A $200 million deal would see Boeing maintain the military’s C-17 aircraft despite claims by the Liberal government it is getting tough on the U.S. firm for its complaint against Bombardier
|Boeing C-17 Globemaster III is being assembled at the Boeing assembly facility in Long Beach, Calif. in a July 31, 2012. The Canadian government may grant Boeing a massive contract to maintain the air force's fleet of C-17s despite a trade dispute with Bombardier. Damian Dovarganes/ The Canadian Press|
Liberal ministers have said all military procurement with Boeing is being reviewed as a result of that company’s decision to file a complaint with the U.S. government against Bombardier. Boeing is alleging Canada is unfairly subsidizing Bombardier’s CSeries civilian transport aircraft.
The Liberal government has also threatened to back away from the proposed purchase of 18 Boeing Super Hornet fighter jets.
|The Boeing F-18 Super Hornet performs during its demonstration flight. Remy De La Mauviniere/ Associated Press / The Associated Press|
Boeing, which built the C-17 transports, currently helps maintain those planes for the Royal Canadian Air Force. That agreement expires on Sept. 20, according to Public Services and Procurement Canada. To walk away from a new deal would jeopardize the operation of the RCAF’s fleet of five C-17s, military officers say.

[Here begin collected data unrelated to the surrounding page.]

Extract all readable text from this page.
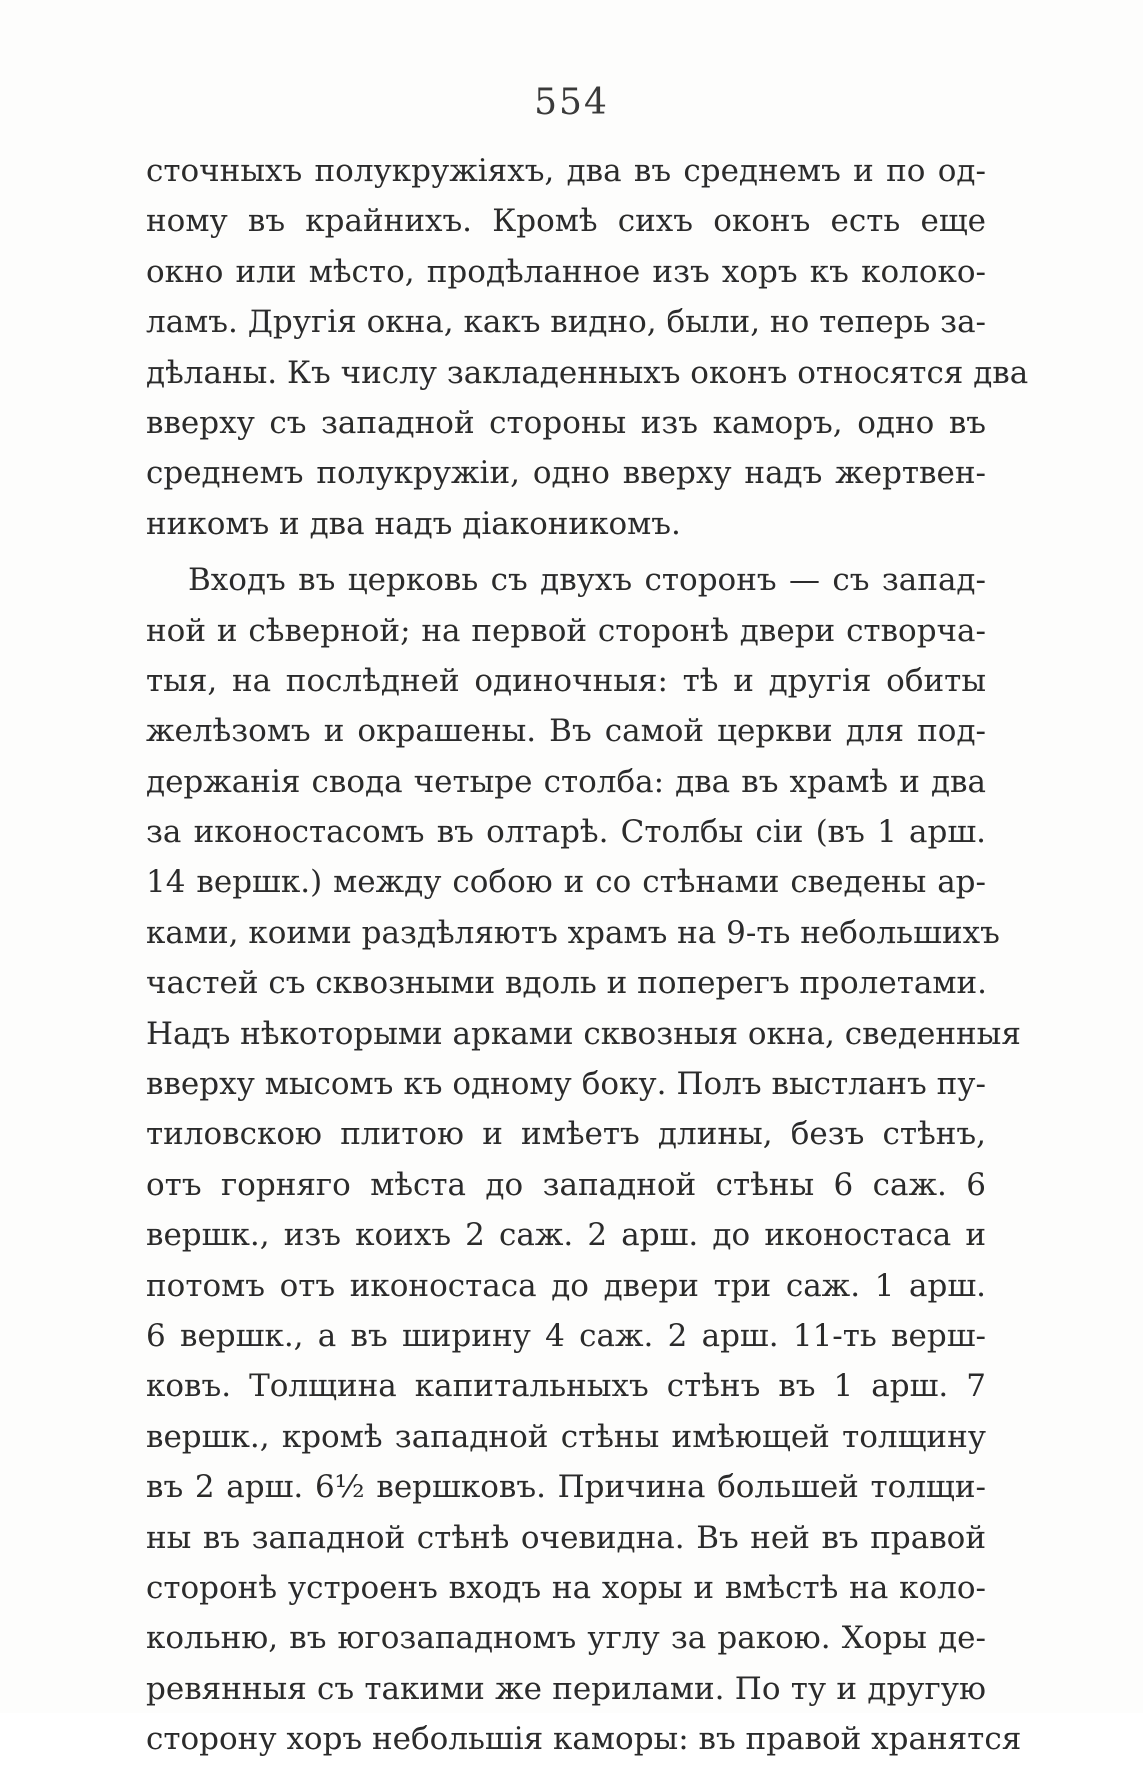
554
сточныхъ полукружіяхъ, два въ среднемъ и по од-
ному въ крайнихъ. Кромѣ сихъ оконъ есть еще
окно или мѣсто, продѣланное изъ хоръ къ колоко-
ламъ. Другія окна, какъ видно, были, но теперь за-
дѣланы. Къ числу закладенныхъ оконъ относятся два
вверху съ западной стороны изъ каморъ, одно въ
среднемъ полукружіи, одно вверху надъ жертвен-
никомъ и два надъ діаконикомъ.
Входъ въ церковь съ двухъ сторонъ — съ запад-
ной и сѣверной; на первой сторонѣ двери створча-
тыя, на послѣдней одиночныя: тѣ и другія обиты
желѣзомъ и окрашены. Въ самой церкви для под-
держанія свода четыре столба: два въ храмѣ и два
за иконостасомъ въ олтарѣ. Столбы сіи (въ 1 арш.
14 вершк.) между собою и со стѣнами сведены ар-
ками, коими раздѣляютъ храмъ на 9-ть небольшихъ
частей съ сквозными вдоль и поперегъ пролетами.
Надъ нѣкоторыми арками сквозныя окна, сведенныя
вверху мысомъ къ одному боку. Полъ выстланъ пу-
тиловскою плитою и имѣетъ длины, безъ стѣнъ,
отъ горняго мѣста до западной стѣны 6 саж. 6
вершк., изъ коихъ 2 саж. 2 арш. до иконостаса и
потомъ отъ иконостаса до двери три саж. 1 арш.
6 вершк., а въ ширину 4 саж. 2 арш. 11-ть верш-
ковъ. Толщина капитальныхъ стѣнъ въ 1 арш. 7
вершк., кромѣ западной стѣны имѣющей толщину
въ 2 арш. 6½ вершковъ. Причина большей толщи-
ны въ западной стѣнѣ очевидна. Въ ней въ правой
сторонѣ устроенъ входъ на хоры и вмѣстѣ на коло-
кольню, въ югозападномъ углу за ракою. Хоры де-
ревянныя съ такими же перилами. По ту и другую
сторону хоръ небольшія каморы: въ правой хранятся
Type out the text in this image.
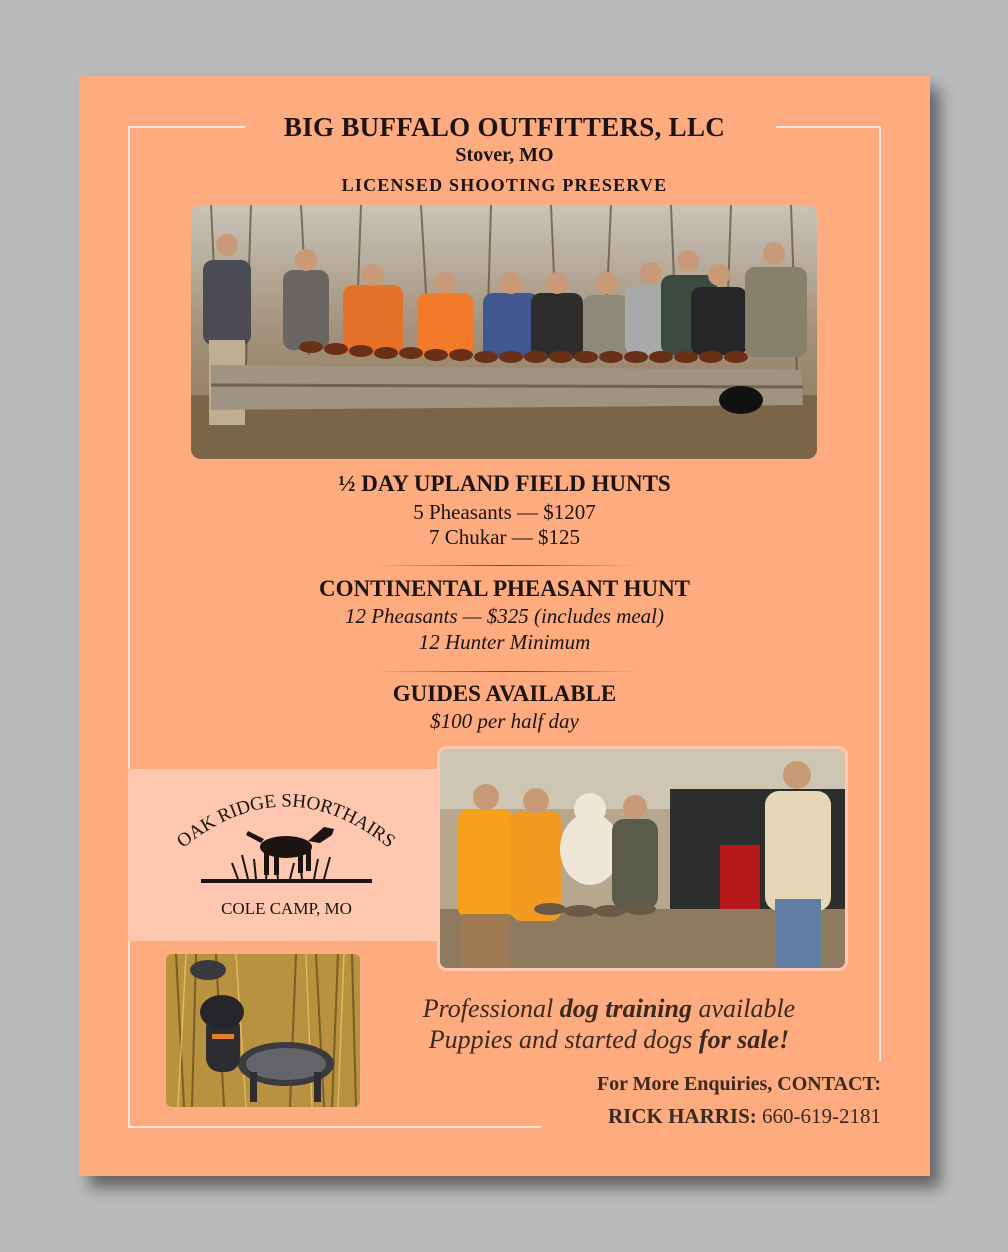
BIG BUFFALO OUTFITTERS, LLC
Stover, MO
LICENSED SHOOTING PRESERVE
½ DAY UPLAND FIELD HUNTS
5 Pheasants — $1207
7 Chukar — $125
CONTINENTAL PHEASANT HUNT
12 Pheasants — $325 (includes meal)
12 Hunter Minimum
GUIDES AVAILABLE
$100 per half day
OAK RIDGE SHORTHAIRS
COLE CAMP, MO
Professional dog training available
Puppies and started dogs for sale!
For More Enquiries, CONTACT:
RICK HARRIS: 660-619-2181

Canada purchases C-17 maintenance and support from the U.S. government through what is called a foreign military sale. Boeing, however, does most of the work. The new deal on C-17 maintenance will cost Canadian taxpayers $195 million U.S.
The U.S. Congress was informed of the Canadian deal in late April.
“The Liberals don’t have much choice on the C-17 maintenance,” said Martin Shadwick, a defence analyst who teaches strategic studies at York University in Toronto. “Boeing is the prime contractor on that aircraft and a lot of the work will be done at Boeing.”
According to the U.S. government, the work on the Canadian C-17s will be done at Boeing’s facilities at Long Beach, Calif., and in St. Louis, Missouri. Lockheed Martin will also be involved.
In addition, the U.S. government noted that there are currently 13 employees from Boeing now in Canada who provide C-17 technical support on a regular basis.
The Liberal government declined to provide a list of the Boeing contracts or procurements it is reviewing. Instead Anthony Laporte, press secretary for procurement minister Judy Foote, repeated in an email that, “Canada is reviewing current military procurement that relates to Boeing. ”
Foreign Affairs Minister Chrystia Freeland announced that review in May.
Shortly before Freeland made her statement, a Boeing-built military communications satellite, paid for by Canada and other countries, was launched in the U.S. Canada contributed $340 million to the Wideband Global satellite built by Boeing. Defence Minister Harjit Sajjan praised the project, noting that the satellite will provide key communications for the Canadian military.
Sajjan said Boeing’s complaint against Bombardier is “not the behaviour of a trusted partner.” He called on the U.S. firm to withdraw its complaint but Boeing has declined. “This is a commercial matter that Boeing is seeking to address through the normal course for resolving such issues,” the firm noted in a statement.
Sajjan said Canada has had a good relationship with Boeing over the decades but the firm’s actions have now damaged that.
The Liberals are continuing to review the Super Hornet jet proposal and whether they should continue with the purchase. But Liberal ministers acknowledge Canada continues to have discussions with the Pentagon over the acquisition of the Super Hornets. If it proceeds, the Super Hornet purchase is expected to cost between $5 billion and $7 billion.
Shadwick said the Liberals might also find it difficult to back away from the Super Hornet deal. Sajjan has stated the Canadian military faces a critical gap in that it lacks enough fighter aircraft. New jets are needed quickly, the minister added.
Other aerospace firms are in the wings ready to offer Canada new aircraft, including Lockheed Martin with its F-35 fighter jet. “The political optics on a F-35 purchase wouldn’t be too good since Justin Trudeau campaigned directly against that aircraft,” Shadwick explained. “To turn around and then purchase the planes as an interim solution may be challenging from a political point of view.”
But Shadwick pointed out that the Boeing complaint against Bombardier could hurt the U.S. firm’s chances in the future in winning new defence contracts from Canada. Canada is interested in buying new patrol aircraft and aerial refuelling planes. Boeing has indicated it is interested in both of those multi-billion dollar programs.